If they took the time to think about it (“thinking” being a herculean effort for these three) they might realize that when it the statue was assembled and unveiled on October 28, 1886, New York City had already been the point of arrival for millions of immigrants from all over the world for over two hundred years. And while there has always been an anti-immigrant virus in the American bloodstream, the sheer number of immigrants who have become Americans should have eliminated that virus from the American bloodstream.

This Less Than Tremendous Trio might have given some thought to the fact that the only non-immigrant descendants in the United States are what’s left of the descendants of the indigenous peoples of North America, indigenous peoples who were the victims of calculated racial and cultural genocide until they were almost extinct – like the buffalo and the passenger pigeon.

It is clear that when Greene and Abbott and DeSantis are talking about stopping the flow of immigrants to this country they are not particularly concerned about the negative economic impact of immigration. Indeed, in states like Florida and Georgia and Texas, the homes of DeSantis, Greene and Abbott the agricultural sectors rely heavily on immigrant labor. Indeed, the history of the American economy reflects a hug reliance on immigrant labor – whether voluntary, enslaved or involuntary (e.g. the Chinese labor on the transcontinental railroad construction).
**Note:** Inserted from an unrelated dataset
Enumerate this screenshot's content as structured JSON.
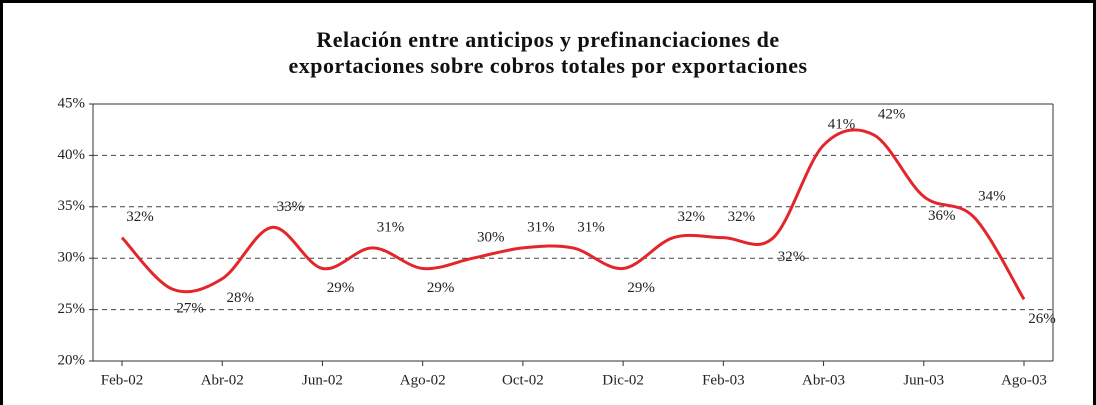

And while anti-immigration advocates don’t seem to have a problem with Ukrainian men, women and children coming to the United States by the thousands, there is a problem with Haitian, Venezuelan and Mexican men, women and children. Clearly the concern is not American sovereignty – many immigrants become citizens who are fulling committed to the American Way. Clearly the problem is not that immigrants will somehow drain this country of various public service resources – immigrants give as good as they get.

So, what exactly is the problem? Clearly blond and blue-eyed Ukrainians are welcomed with open arms provided with housing, healthcare and employment. Dark skinned Haitians are beaten with batons and trampled with horses at the U.S.-Mexican border, given one hundred dollars and flown back to the hellhole that is now Haiti – a hellhole for which America carries a heavy historical burden of culpability.

It would appear that the issue is about race – which is the case in America since before the United States even existed. And it can be no coincidence that the opponents of non-white immigration are also against reparations for the descendants of Black enslaved people, and they are also against the teaching of racial truths in American schools, colleges and universities.

Donald Trump was on to something when he revived Ronald Reagan’s Make America Great Again slogan (without attribution – but what else could we expect from a true grifter like Trump). The MAGA chant was not meant for Black Americans or Latinos or Asian Americans or the descendants of the indigenous peoples, all of us wondering exactly hen was America great for us?

But the not so subtle, barely subliminal message in Make America Great Again harks back to a time when “minority” concerns were not a priority for white America. There was a time when racial segregated communities and internment camps and reservations were part of the American Way, and it was a time when very few white Americans found any of this to anything more than regrettable, but necessary, ways to keep America great for its white majority.

Today Ron DeSantis, Greg Abbott and Marjorie Taylor Greene and Donald Trump are blowing dog whistles that all of us can hear.

We know now that when America is Great Again it will not be Great for indigenous people. Asian Americans, Latinos or Black Americans.

Maya Angelou once said, “when someone shows you who they are, believe them the first time”.

It is time for women and men of goodwill to believe and unite, while there is still time to Make America Great for the First Time.